Connect-VIServer -Server vcenter.yourdomain.local -User administrator@vsphere.local -Password "password"
$cluster = Get-Cluster -Name "Cluster01"
# Check current vLCM compliance status
$lcmManager = Get-View -Id "LifecycleManager"
# Get cluster lifecycle state
$clusterView = $cluster | Get-View
$clusterSpec = $clusterView.ConfigurationEx
Write-Host "Cluster: $($cluster.Name)"
Write-Host "vLCM Managed: $(($clusterSpec.VsanConfigInfo -ne $null))"
# List hosts and their current ESXi versions
Get-VMHost -Location $cluster | Sort-Object Name | Select-Object `
Name, Version, Build, ConnectionState, PowerState | Format-Table -AutoSize
# Check for updates via vLCM (use vSphere Client for interactive image management)
# CLI compliance check:
$lcmClusterView = Get-View -VIObject $cluster -Property "ConfigurationEx"
Write-Host "`nTo remediate, use vSphere Client: Cluster > Updates > Image"
Write-Host "vLCM will perform sequential host evacuation, update, and rejoin"
Write-Host "with Quickboot enabled, most hosts patch in under 5 minutes"
Disconnect-VIServer -Confirm:$false
The actual vLCM image update workflow is best done through the vSphere Client rather than PowerCLI because it involves interactive steps: reviewing what changes will be applied, checking hardware compatibility for the new firmware versions, and approving the remediation schedule. The CLI can check status and trigger remediation, but the image editing and compliance review steps are UI-first in vSphere 8.
Key Takeaways
- Check the VMware Compatibility Guide before purchasing hardware. Uncertified components generate vCenter warnings and limit configuration options. VCG compliance is required for VMware support cases on hardware issues.
- USB and SD card boot are deprecated in vSphere 8.0. Use M.2 NVMe or SATA SSD for the ESXi boot partition on new deployments. Don't start a new cluster on boot media that's on a deprecation path.
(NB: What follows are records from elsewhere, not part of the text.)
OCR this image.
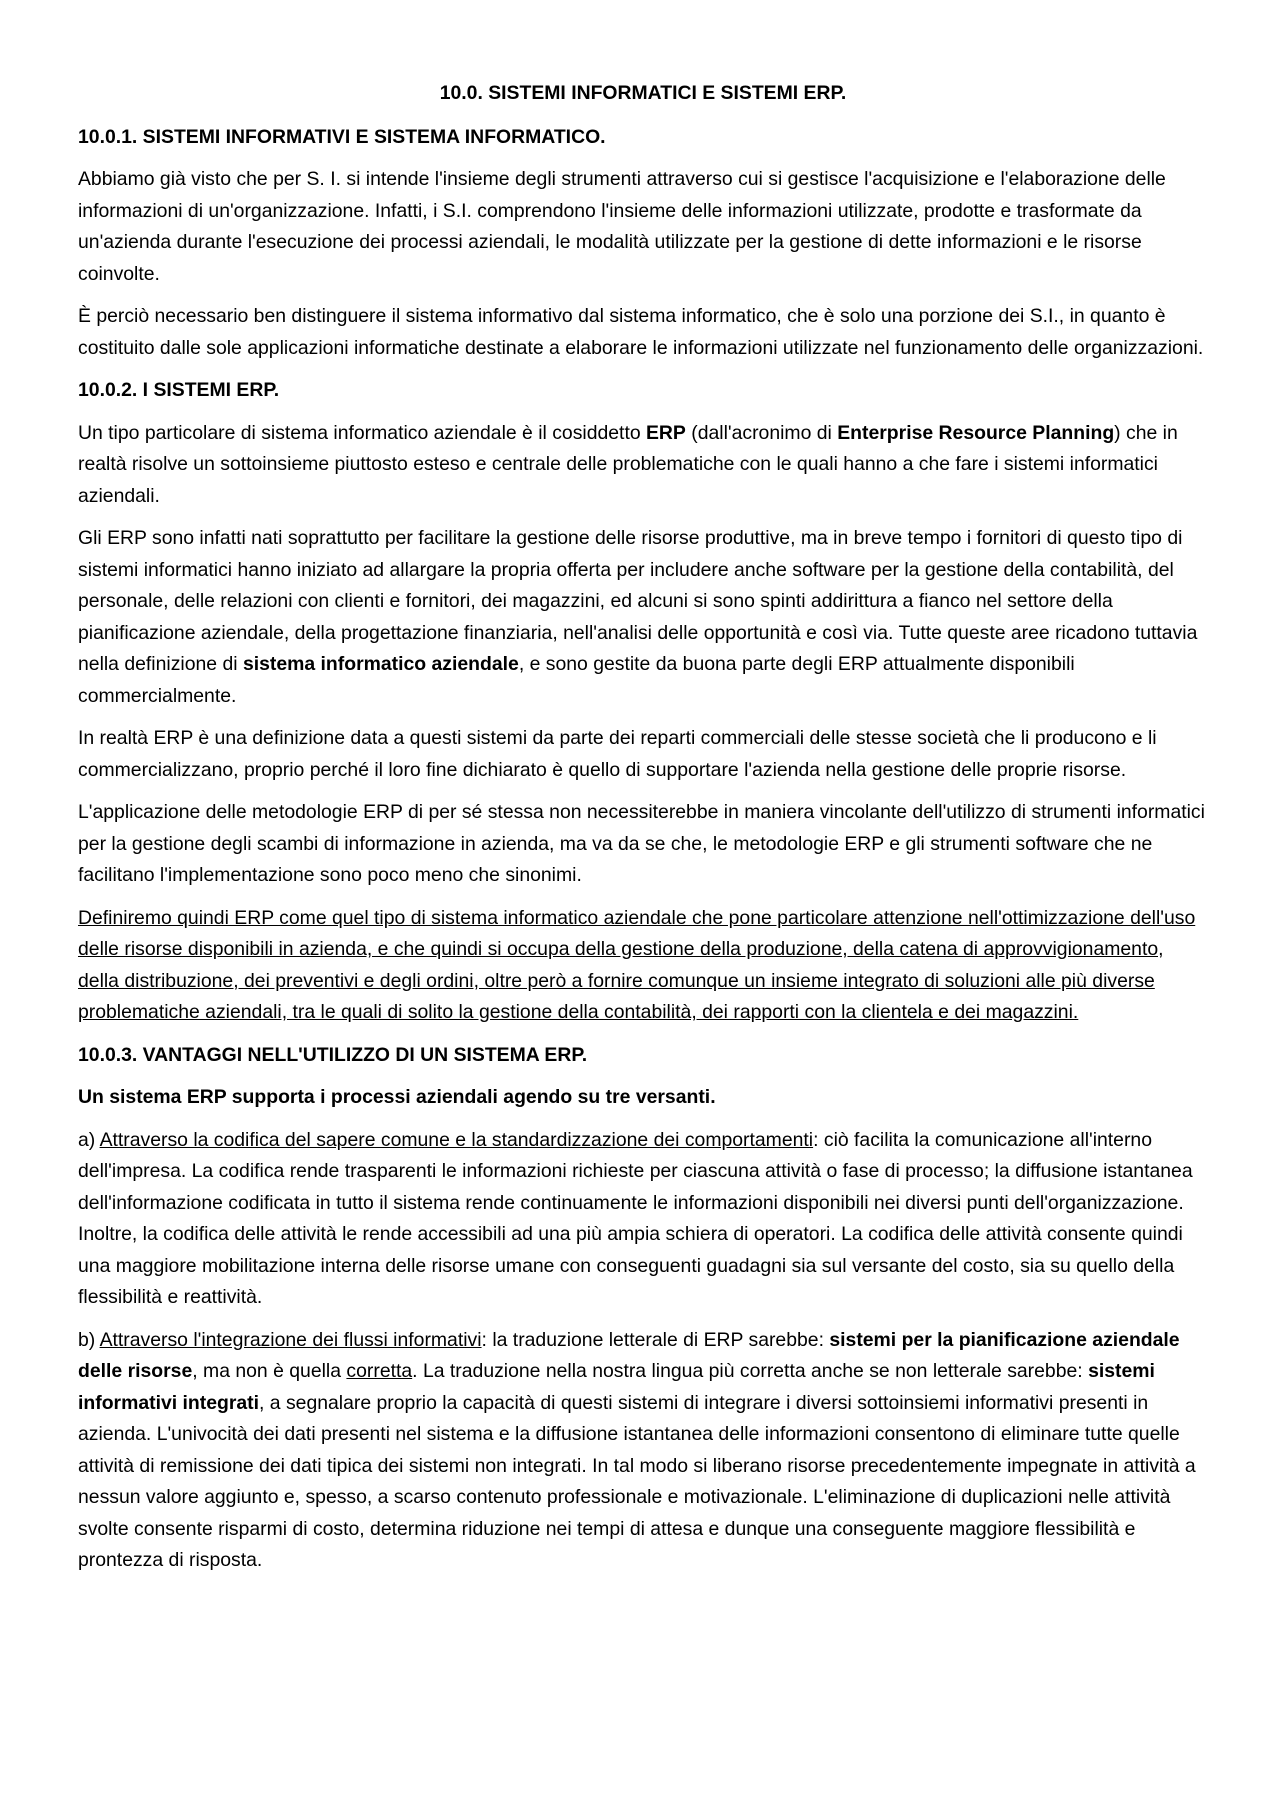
10.0. SISTEMI INFORMATICI E SISTEMI ERP.
10.0.1. SISTEMI INFORMATIVI E SISTEMA INFORMATICO.

Abbiamo già visto che per S. I. si intende l'insieme degli strumenti attraverso cui si gestisce l'acquisizione e l'elaborazione delle informazioni di un'organizzazione. Infatti, i S.I. comprendono l'insieme delle informazioni utilizzate, prodotte e trasformate da un'azienda durante l'esecuzione dei processi aziendali, le modalità utilizzate per la gestione di dette informazioni e le risorse coinvolte.

È perciò necessario ben distinguere il sistema informativo dal sistema informatico, che è solo una porzione dei S.I., in quanto è costituito dalle sole applicazioni informatiche destinate a elaborare le informazioni utilizzate nel funzionamento delle organizzazioni.

10.0.2. I SISTEMI ERP.

Un tipo particolare di sistema informatico aziendale è il cosiddetto ERP (dall'acronimo di Enterprise Resource Planning) che in realtà risolve un sottoinsieme piuttosto esteso e centrale delle problematiche con le quali hanno a che fare i sistemi informatici aziendali.

Gli ERP sono infatti nati soprattutto per facilitare la gestione delle risorse produttive, ma in breve tempo i fornitori di questo tipo di sistemi informatici hanno iniziato ad allargare la propria offerta per includere anche software per la gestione della contabilità, del personale, delle relazioni con clienti e fornitori, dei magazzini, ed alcuni si sono spinti addirittura a fianco nel settore della pianificazione aziendale, della progettazione finanziaria, nell'analisi delle opportunità e così via. Tutte queste aree ricadono tuttavia nella definizione di sistema informatico aziendale, e sono gestite da buona parte degli ERP attualmente disponibili commercialmente.

In realtà ERP è una definizione data a questi sistemi da parte dei reparti commerciali delle stesse società che li producono e li commercializzano, proprio perché il loro fine dichiarato è quello di supportare l'azienda nella gestione delle proprie risorse.

L'applicazione delle metodologie ERP di per sé stessa non necessiterebbe in maniera vincolante dell'utilizzo di strumenti informatici per la gestione degli scambi di informazione in azienda, ma va da se che, le metodologie ERP e gli strumenti software che ne facilitano l'implementazione sono poco meno che sinonimi.

Definiremo quindi ERP come quel tipo di sistema informatico aziendale che pone particolare attenzione nell'ottimizzazione dell'uso delle risorse disponibili in azienda, e che quindi si occupa della gestione della produzione, della catena di approvvigionamento, della distribuzione, dei preventivi e degli ordini, oltre però a fornire comunque un insieme integrato di soluzioni alle più diverse problematiche aziendali, tra le quali di solito la gestione della contabilità, dei rapporti con la clientela e dei magazzini.

10.0.3. VANTAGGI NELL'UTILIZZO DI UN SISTEMA ERP.

Un sistema ERP supporta i processi aziendali agendo su tre versanti.

a) Attraverso la codifica del sapere comune e la standardizzazione dei comportamenti: ciò facilita la comunicazione all'interno dell'impresa. La codifica rende trasparenti le informazioni richieste per ciascuna attività o fase di processo; la diffusione istantanea dell'informazione codificata in tutto il sistema rende continuamente le informazioni disponibili nei diversi punti dell'organizzazione. Inoltre, la codifica delle attività le rende accessibili ad una più ampia schiera di operatori. La codifica delle attività consente quindi una maggiore mobilitazione interna delle risorse umane con conseguenti guadagni sia sul versante del costo, sia su quello della flessibilità e reattività.

b) Attraverso l'integrazione dei flussi informativi: la traduzione letterale di ERP sarebbe: sistemi per la pianificazione aziendale delle risorse, ma non è quella corretta. La traduzione nella nostra lingua più corretta anche se non letterale sarebbe: sistemi informativi integrati, a segnalare proprio la capacità di questi sistemi di integrare i diversi sottoinsiemi informativi presenti in azienda. L'univocità dei dati presenti nel sistema e la diffusione istantanea delle informazioni consentono di eliminare tutte quelle attività di remissione dei dati tipica dei sistemi non integrati. In tal modo si liberano risorse precedentemente impegnate in attività a nessun valore aggiunto e, spesso, a scarso contenuto professionale e motivazionale. L'eliminazione di duplicazioni nelle attività svolte consente risparmi di costo, determina riduzione nei tempi di attesa e dunque una conseguente maggiore flessibilità e prontezza di risposta.
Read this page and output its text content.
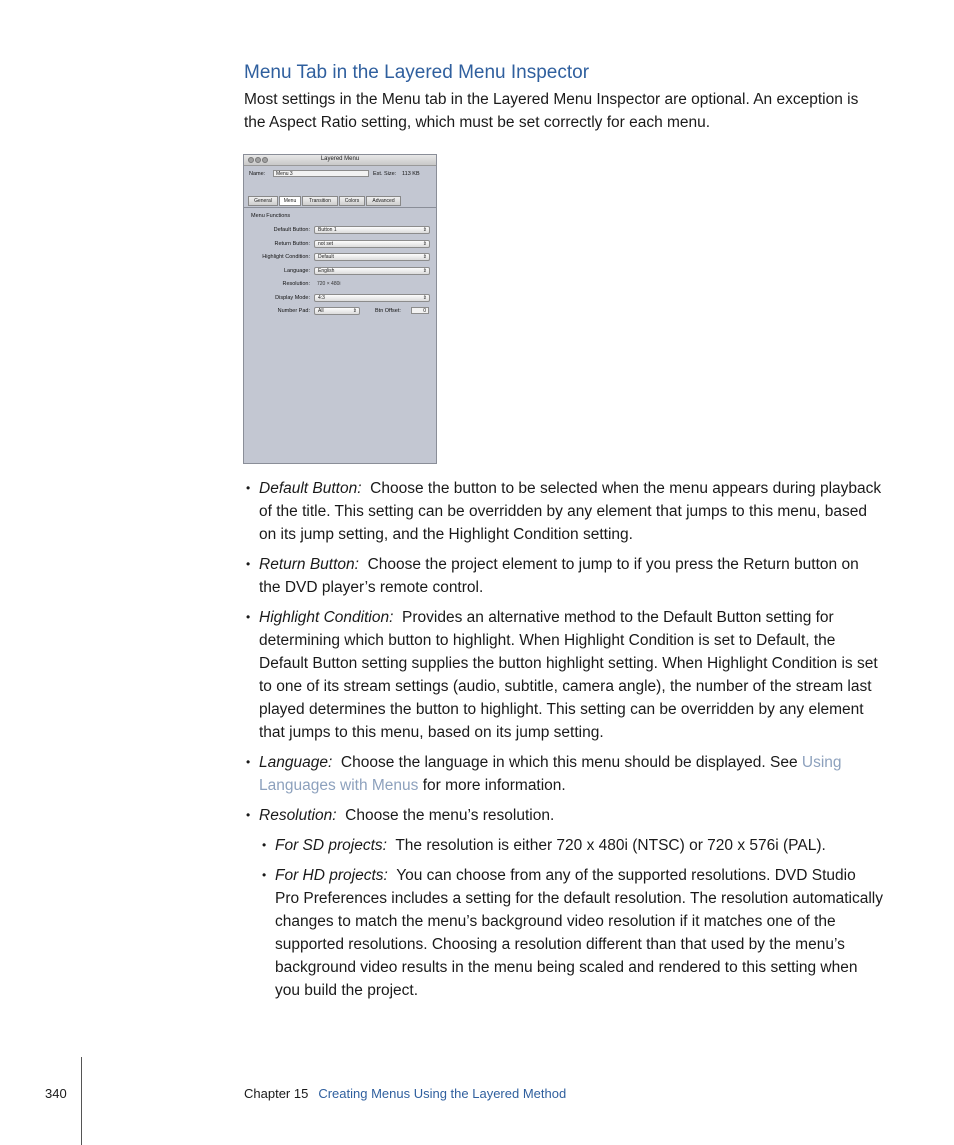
Menu Tab in the Layered Menu Inspector

Most settings in the Menu tab in the Layered Menu Inspector are optional. An exception is the Aspect Ratio setting, which must be set correctly for each menu.

Layered Menu
Name:	Menu 3	Est. Size: 113 KB
General	Menu	Transition	Colors	Advanced
Menu Functions
Default Button:	Button 1	⇕
Return Button:	not set	⇕
Highlight Condition:	Default	⇕
Language:	English	⇕
Resolution:	720 × 480i
Display Mode:	4:3	⇕
Number Pad:	All	⇕	Btn Offset:	0
• Default Button: Choose the button to be selected when the menu appears during playback of the title. This setting can be overridden by any element that jumps to this menu, based on its jump setting, and the Highlight Condition setting.
• Return Button: Choose the project element to jump to if you press the Return button on the DVD player’s remote control.
• Highlight Condition: Provides an alternative method to the Default Button setting for determining which button to highlight. When Highlight Condition is set to Default, the Default Button setting supplies the button highlight setting. When Highlight Condition is set to one of its stream settings (audio, subtitle, camera angle), the number of the stream last played determines the button to highlight. This setting can be overridden by any element that jumps to this menu, based on its jump setting.
• Language: Choose the language in which this menu should be displayed. See Using Languages with Menus for more information.
• Resolution: Choose the menu’s resolution.
• For SD projects: The resolution is either 720 x 480i (NTSC) or 720 x 576i (PAL).
• For HD projects: You can choose from any of the supported resolutions. DVD Studio Pro Preferences includes a setting for the default resolution. The resolution automatically changes to match the menu’s background video resolution if it matches one of the supported resolutions. Choosing a resolution different than that used by the menu’s background video results in the menu being scaled and rendered to this setting when you build the project.
340	Chapter 15 Creating Menus Using the Layered Method
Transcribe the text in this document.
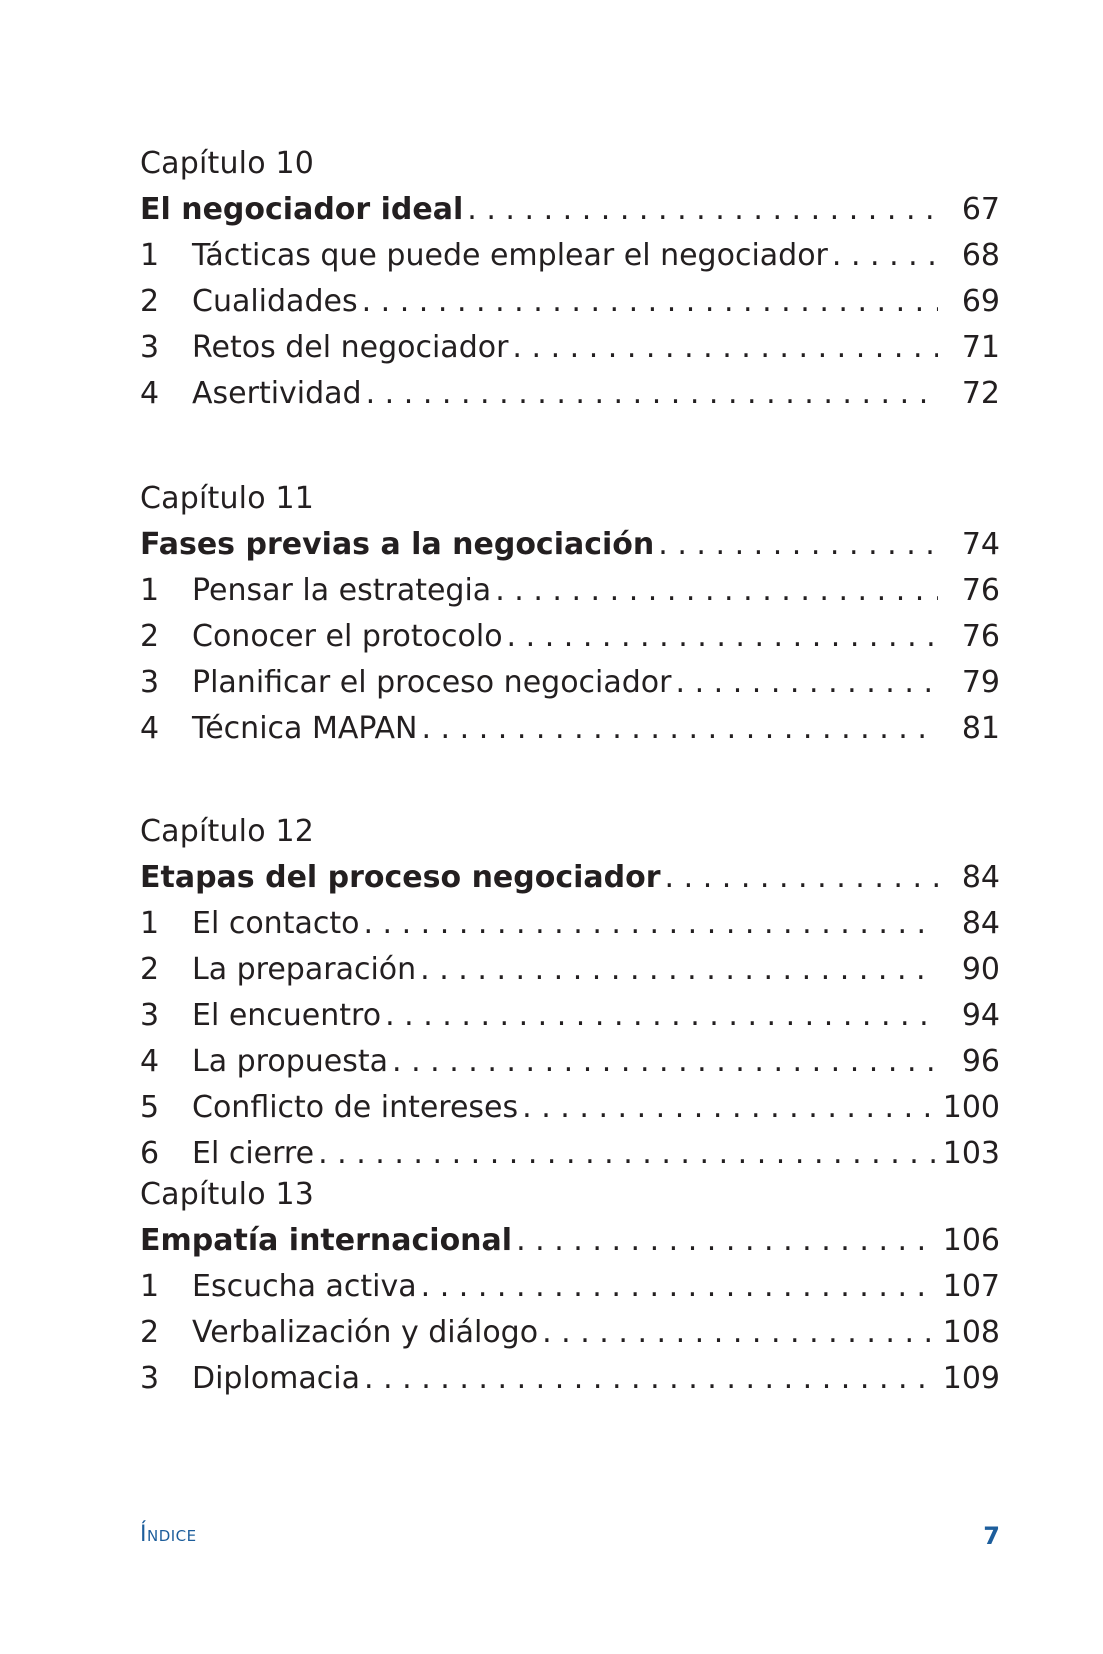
Capítulo 10
El negociador ideal . . .	67
1	Tácticas que puede emplear el negociador . . .	68
2	Cualidades . . .	69
3	Retos del negociador . . .	71
4	Asertividad . . .	72
Capítulo 11
Fases previas a la negociación . . .	74
1	Pensar la estrategia . . .	76
2	Conocer el protocolo . . .	76
3	Planificar el proceso negociador . . .	79
4	Técnica MAPAN . . .	81
Capítulo 12
Etapas del proceso negociador . . .	84
1	El contacto . . .	84
2	La preparación . . .	90
3	El encuentro . . .	94
4	La propuesta . . .	96
5	Conflicto de intereses . . .	100
6	El cierre . . .	103
Capítulo 13
Empatía internacional . . .	106
1	Escucha activa . . .	107
2	Verbalización y diálogo . . .	108
3	Diplomacia . . .	109
Índice	7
- Set static management IPs and proper FQDNs with forward and reverse DNS on every host before adding to vCenter. DHCP assigned management IPs and missing DNS records cause vCenter connectivity failures.
- vSAN ESA requires NVMe only disks, 25 GbE networking, and 512 GB RAM per node minimum for production. If you have that hardware, ESA outperforms OSA significantly. OSA works on 10 GbE with mixed SSD and HDD configurations.
- vSAN traffic requires jumbo frames (MTU 9000) end to end: on the vDS, on the physical switch ports, and on the physical NICs. A single MTU mismatch causes degraded performance and intermittent errors that don't always present as obvious connectivity failures.
- Deploy VCSA, then migrate it to shared storage (vSAN or SAN) after the cluster is formed. A VCSA running on local storage on a single host is vulnerable to that host's failure, which takes down management even though other hosts are healthy.
- For a three node cluster tolerating one host failure, set HA admission control to 33% reserved CPU and memory. This guarantees the two surviving hosts can restart all VMs from the failed node.
- Use vLCM image management for new vSphere 8 clusters, not baselines. vLCM images are required for vSAN ESA and Quickboot, provide firmware and driver management alongside ESXi patches, and enforce a single consistent software definition across all cluster nodes.